- never watching your child walk for the first time
-never hearing them cry just to cry.
- never getting to watch them grow up.
-feeling like you have lost more than you have gained.
Losing Kennedy has made it difficult to open up and scream my feeling. Yes I talk about her, but not how I feel a that moment. Feeling like you cant because you might offend that person, or that it might make for an awkward moment. I Love to talk about her just not the way I feel. I hold a lot in.
Being a Rainbow parent has its ups and downs too. Happy but to afraind to be TOO happy. Nervous and waiting for the other foot to drop. Always living in the what if moment. Afraid to let go and just do things. Planning for the best but the worst is never to far behind. Afraid to tell others you might need help because you don't want them to think your weak. Always trying to live up to others expectations.
My house may not be the cleanest nor the most organized. But theres one thing most homes don't have....A piece of Heaven.

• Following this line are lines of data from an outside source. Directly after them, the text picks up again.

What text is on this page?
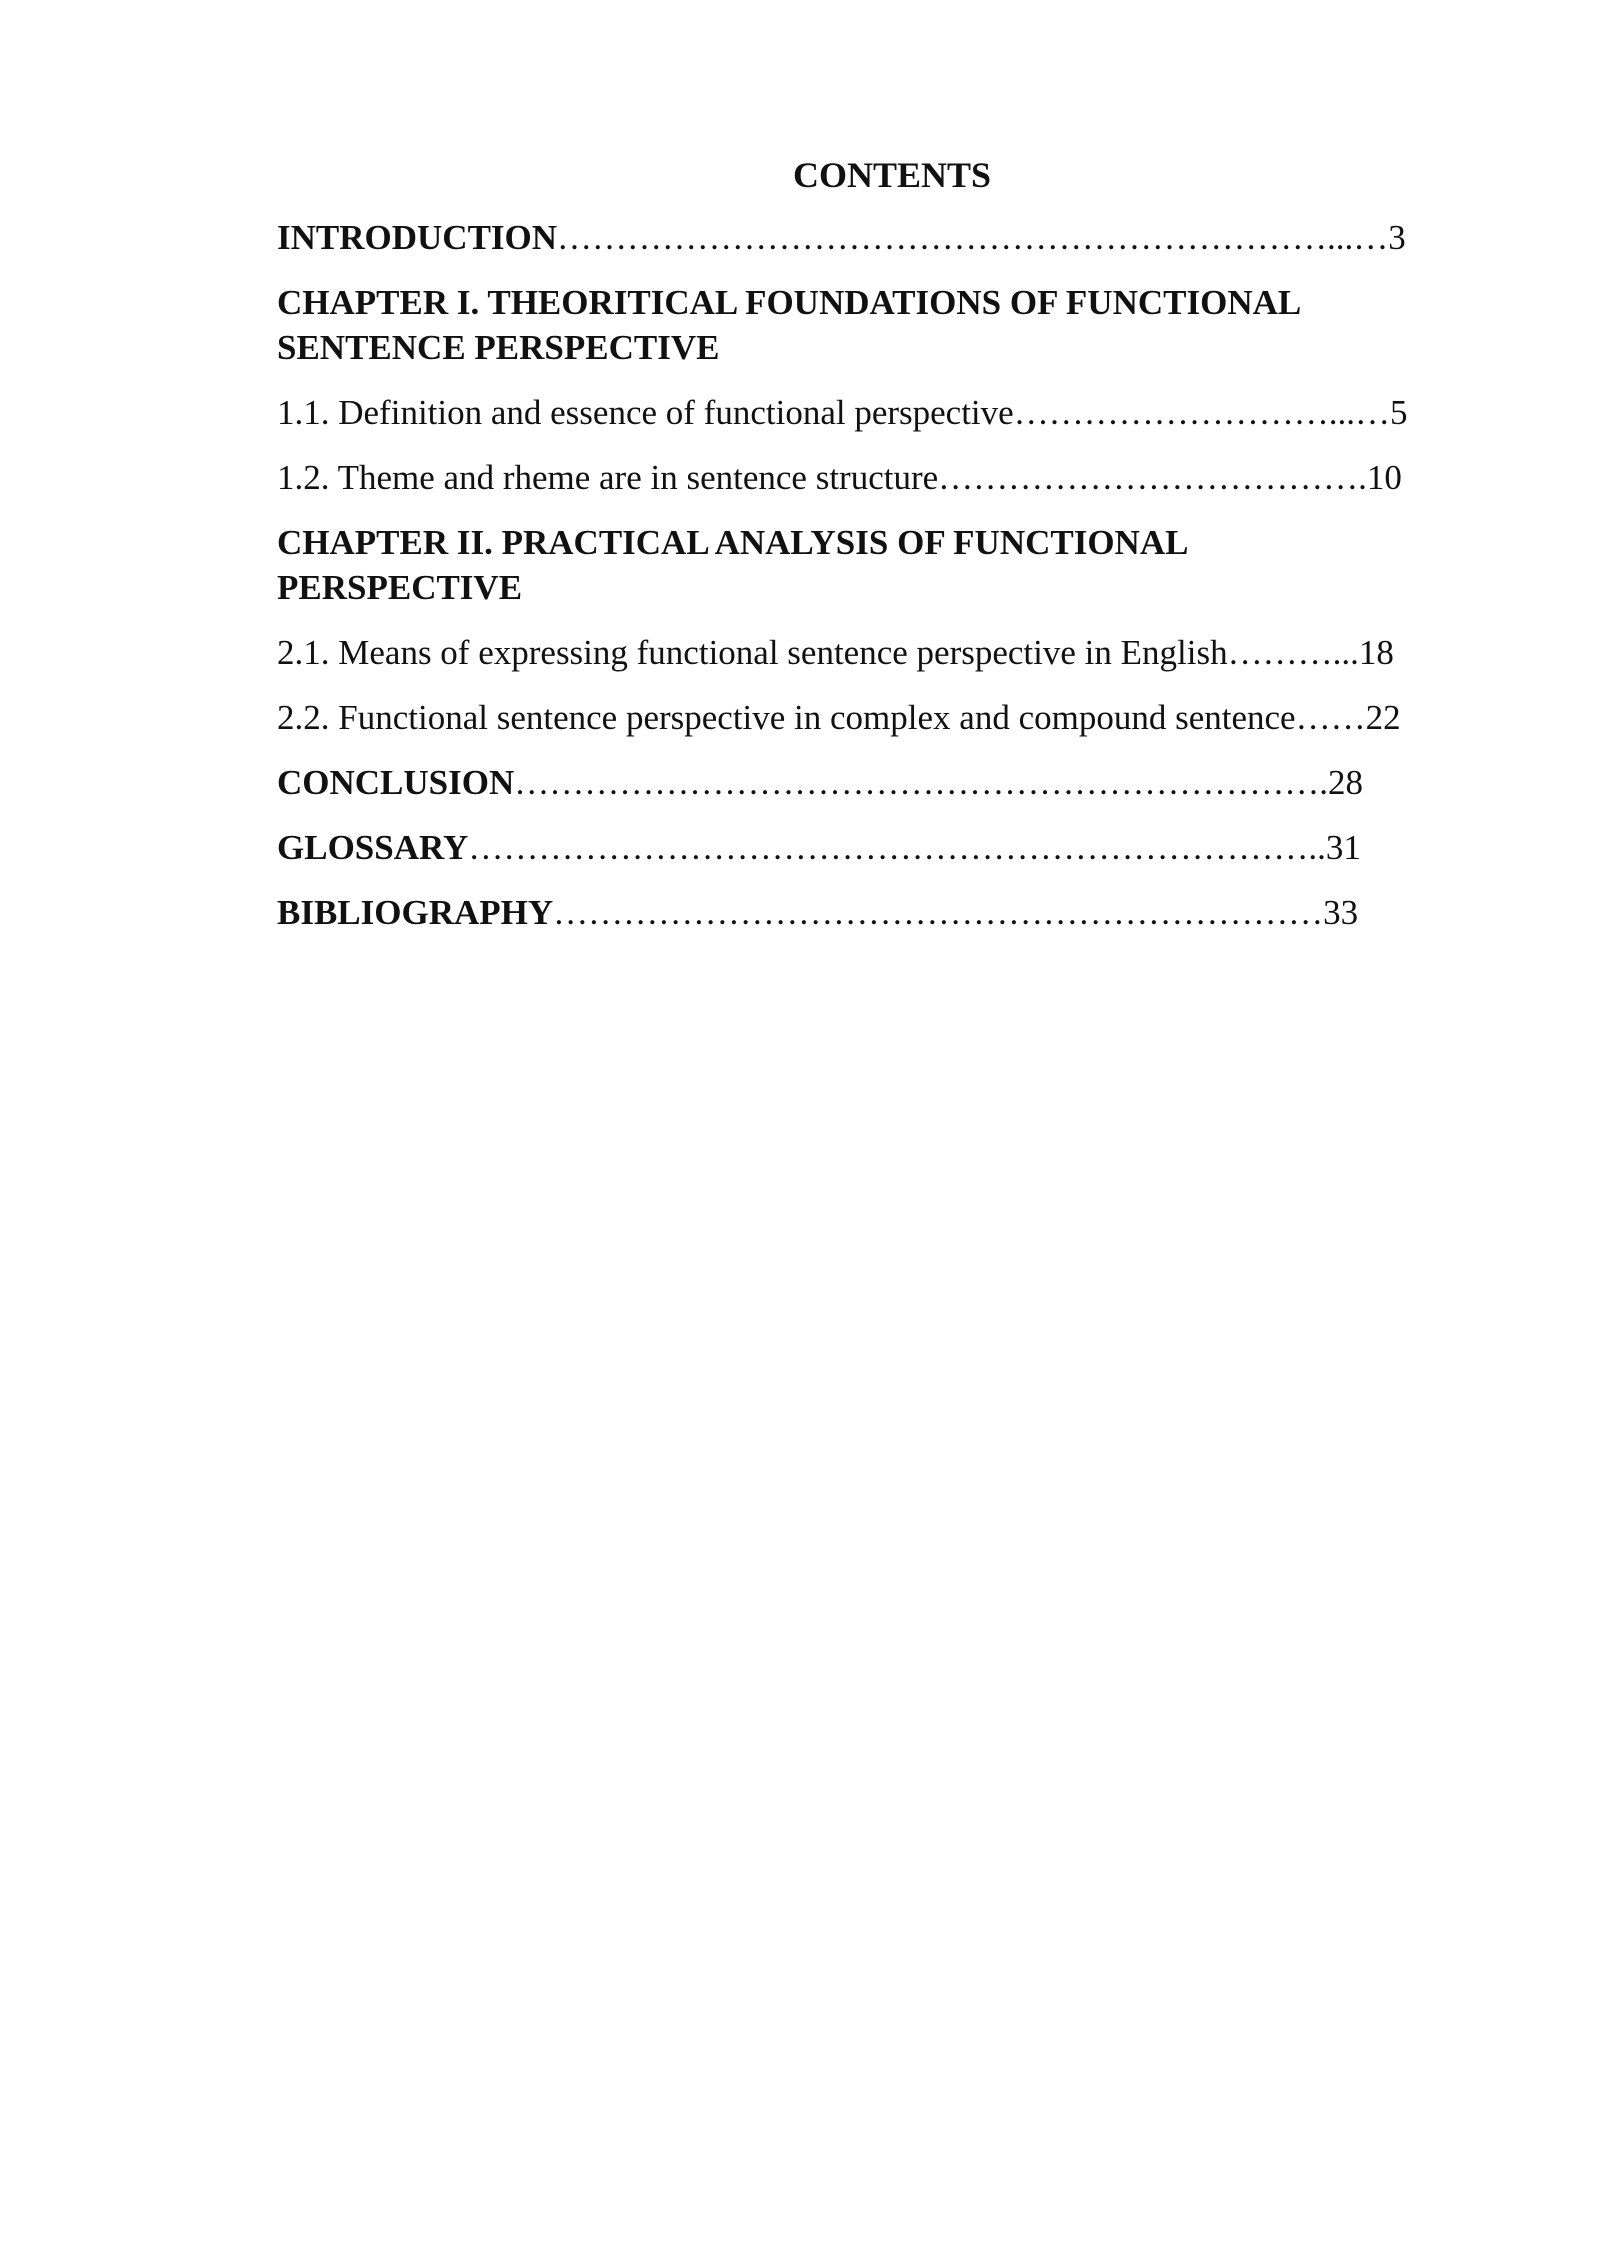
CONTENTS
INTRODUCTION…………………………………………………………...…3
CHAPTER I. THEORITICAL FOUNDATIONS OF FUNCTIONAL
SENTENCE PERSPECTIVE
1.1. Definition and essence of functional perspective………………………...…5
1.2. Theme and rheme are in sentence structure……………………………….10
CHAPTER II. PRACTICAL ANALYSIS OF FUNCTIONAL
PERSPECTIVE
2.1. Means of expressing functional sentence perspective in English………...18
2.2. Functional sentence perspective in complex and compound sentence……22
CONCLUSION…………………………………………………………….28
GLOSSARY………………………………………………………………..31
BIBLIOGRAPHY…………………………………………………………33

I try my hardest to think positive and see the brighter side but I don't always want to. If a parent you know is having a bad day or there pictures show a bit of dis-organization, please ask how they are. DONT JUST ASSUME!! I know its easier but sometimes they just need a bit of encouragement. I Struggle daily to try and keep a perfect house but the fact is I cant. I work, im a first time home mom. And I'd rather spend my time with my Rainbow rather than clean all day.
As for it being 1 year and almost a 1/2, since our see you laters, I miss her just as much as I did then as I do today. Her 22 days ment the world to me. Lets bury or take your child away for a year and see if you still miss them. So just Think.